# Template

## Attempt 1

In [1]:
from sklearn.datasets import load_iris

iris = load_iris()

numSamples, numFeatures = iris.data.shape
print(numSamples)
print(numFeatures)
print(list(iris.target_names))

150
4
['setosa', 'versicolor', 'virginica']


Let's divide our data into 20% reserved for testing our model, and the remaining 80% to train it with. By withholding our test data, we can make sure we're evaluating its results based on new flowers it hasn't seen before. Typically we refer to our features (in this case, the petal sizes) as X, and the labels (in this case, the species) as y.

In [2]:
from sklearn.model_selection import train_test_split

X_train, X_test, y_train, y_test = train_test_split(iris.data, iris.target, test_size=0.2, random_state=0)

In [3]:
X_train, X_test, y_train, y_test

(array([[6.4, 3.1, 5.5, 1.8],
        [5.4, 3. , 4.5, 1.5],
        [5.2, 3.5, 1.5, 0.2],
        [6.1, 3. , 4.9, 1.8],
        [6.4, 2.8, 5.6, 2.2],
        [5.2, 2.7, 3.9, 1.4],
        [5.7, 3.8, 1.7, 0.3],
        [6. , 2.7, 5.1, 1.6],
        [5.9, 3. , 4.2, 1.5],
        [5.8, 2.6, 4. , 1.2],
        [6.8, 3. , 5.5, 2.1],
        [4.7, 3.2, 1.3, 0.2],
        [6.9, 3.1, 5.1, 2.3],
        [5. , 3.5, 1.6, 0.6],
        [5.4, 3.7, 1.5, 0.2],
        [5. , 2. , 3.5, 1. ],
        [6.5, 3. , 5.5, 1.8],
        [6.7, 3.3, 5.7, 2.5],
        [6. , 2.2, 5. , 1.5],
        [6.7, 2.5, 5.8, 1.8],
        [5.6, 2.5, 3.9, 1.1],
        [7.7, 3. , 6.1, 2.3],
        [6.3, 3.3, 4.7, 1.6],
        [5.5, 2.4, 3.8, 1.1],
        [6.3, 2.7, 4.9, 1.8],
        [6.3, 2.8, 5.1, 1.5],
        [4.9, 2.5, 4.5, 1.7],
        [6.3, 2.5, 5. , 1.9],
        [7. , 3.2, 4.7, 1.4],
        [6.5, 3. , 5.2, 2. ],
        [6. , 3.4, 4.5, 1.6],
        [4.8, 3.1, 1.6, 0.2],
        [5.8, 2.7, 5.1, 1.9],
        [5

Now we'll load up XGBoost, and convert our data into the DMatrix format it expects. One for the training data, and one for the test data.

In [3]:
import xgboost as xgb

train = xgb.DMatrix(X_train, label=y_train)
test = xgb.DMatrix(X_test, label=y_test)

Now we'll define our hyperparameters. We're choosing softmax since this is a multiple classification problem, but the other parameters should ideally be tuned through experimentation.

In [4]:
param = {
    'max_depth': 4,
    'eta': 0.3,
    'objective': 'multi:softmax',
    'num_class': 3} 
epochs = 10 

Let's go ahead and train our model using these parameters as a first guess.

In [5]:
model = xgb.train(param, train, epochs)

Now we'll use the trained model to predict classifications for the data we set aside for testing.

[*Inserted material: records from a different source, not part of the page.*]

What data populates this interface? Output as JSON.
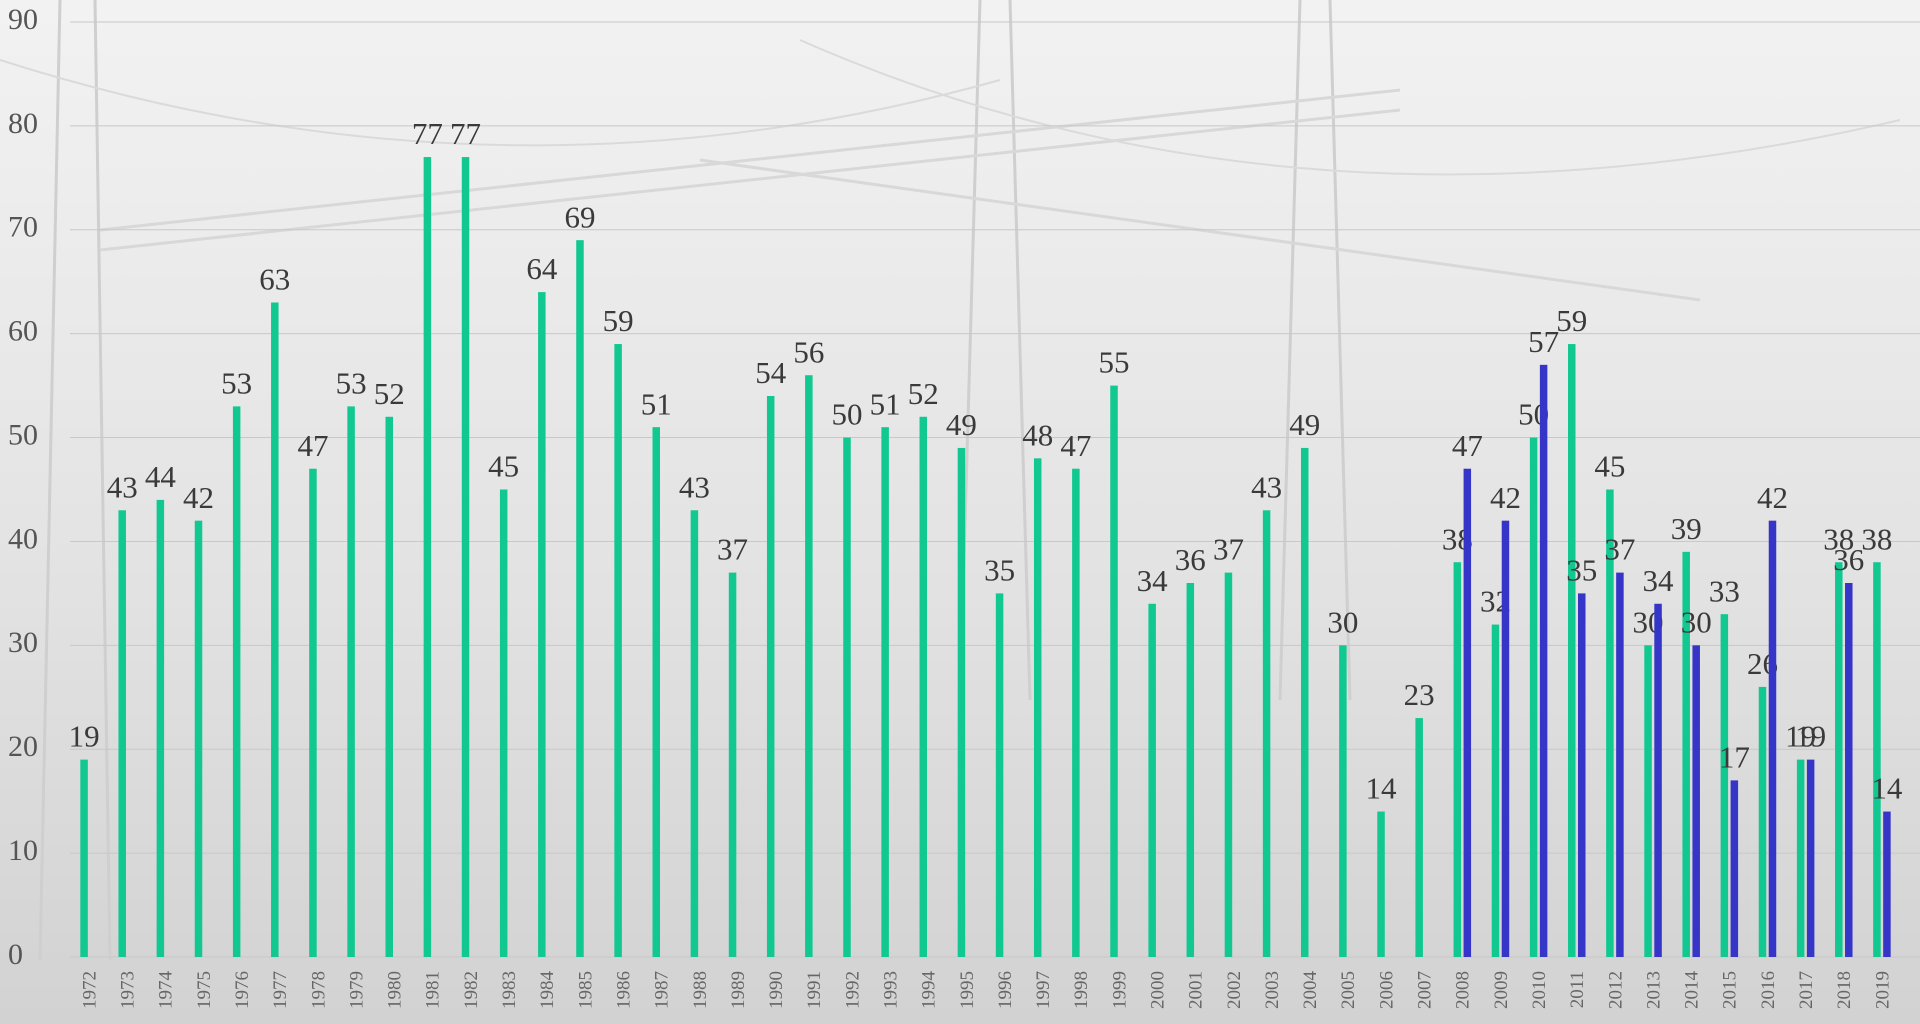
{
  "chart_data": {
    "type": "bar",
    "categories": [
      "1972",
      "1973",
      "1974",
      "1975",
      "1976",
      "1977",
      "1978",
      "1979",
      "1980",
      "1981",
      "1982",
      "1983",
      "1984",
      "1985",
      "1986",
      "1987",
      "1988",
      "1989",
      "1990",
      "1991",
      "1992",
      "1993",
      "1994",
      "1995",
      "1996",
      "1997",
      "1998",
      "1999",
      "2000",
      "2001",
      "2002",
      "2003",
      "2004",
      "2005",
      "2006",
      "2007",
      "2008",
      "2009",
      "2010",
      "2011",
      "2012",
      "2013",
      "2014",
      "2015",
      "2016",
      "2017",
      "2018",
      "2019"
    ],
    "series": [
      {
        "color": "#10c890",
        "values": [
          19,
          43,
          44,
          42,
          53,
          63,
          47,
          53,
          52,
          77,
          77,
          45,
          64,
          69,
          59,
          51,
          43,
          37,
          54,
          56,
          50,
          51,
          52,
          49,
          35,
          48,
          47,
          55,
          34,
          36,
          37,
          43,
          49,
          30,
          14,
          23,
          38,
          32,
          50,
          59,
          45,
          30,
          39,
          33,
          26,
          19,
          38,
          38
        ]
      },
      {
        "color": "#3535c8",
        "values": [
          null,
          null,
          null,
          null,
          null,
          null,
          null,
          null,
          null,
          null,
          null,
          null,
          null,
          null,
          null,
          null,
          null,
          null,
          null,
          null,
          null,
          null,
          null,
          null,
          null,
          null,
          null,
          null,
          null,
          null,
          null,
          null,
          null,
          null,
          null,
          null,
          47,
          42,
          57,
          35,
          37,
          34,
          30,
          17,
          42,
          19,
          36,
          14
        ]
      }
    ],
    "ylim": [
      0,
      90
    ],
    "yticks": [
      0,
      10,
      20,
      30,
      40,
      50,
      60,
      70,
      80,
      90
    ],
    "grid": true
  }
}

Each classification number we get back corresponds to a specific species of Iris.

In [6]:
predictions = model.predict(test)

In [7]:
print(predictions)

[2. 1. 0. 2. 0. 2. 0. 1. 1. 1. 2. 1. 1. 1. 1. 0. 1. 1. 0. 0. 2. 1. 0. 0.
 2. 0. 0. 1. 1. 0.]


Let's measure the accuracy on the test data...

In [8]:
from sklearn.metrics import accuracy_score

accuracy_score(y_test, predictions)

1.0

Holy crow! It's perfect, and that's just with us guessing as to the best hyperparameters!

Normally I'd have you experiment to find better hyperparameters as an activity, but you can't improve on those results. Instead, see what it takes to make the results worse! How few epochs (iterations) can I get away with? How low can I set the max_depth? Basically try to optimize the simplicity and performance of the model, now that you already have perfect accuracy.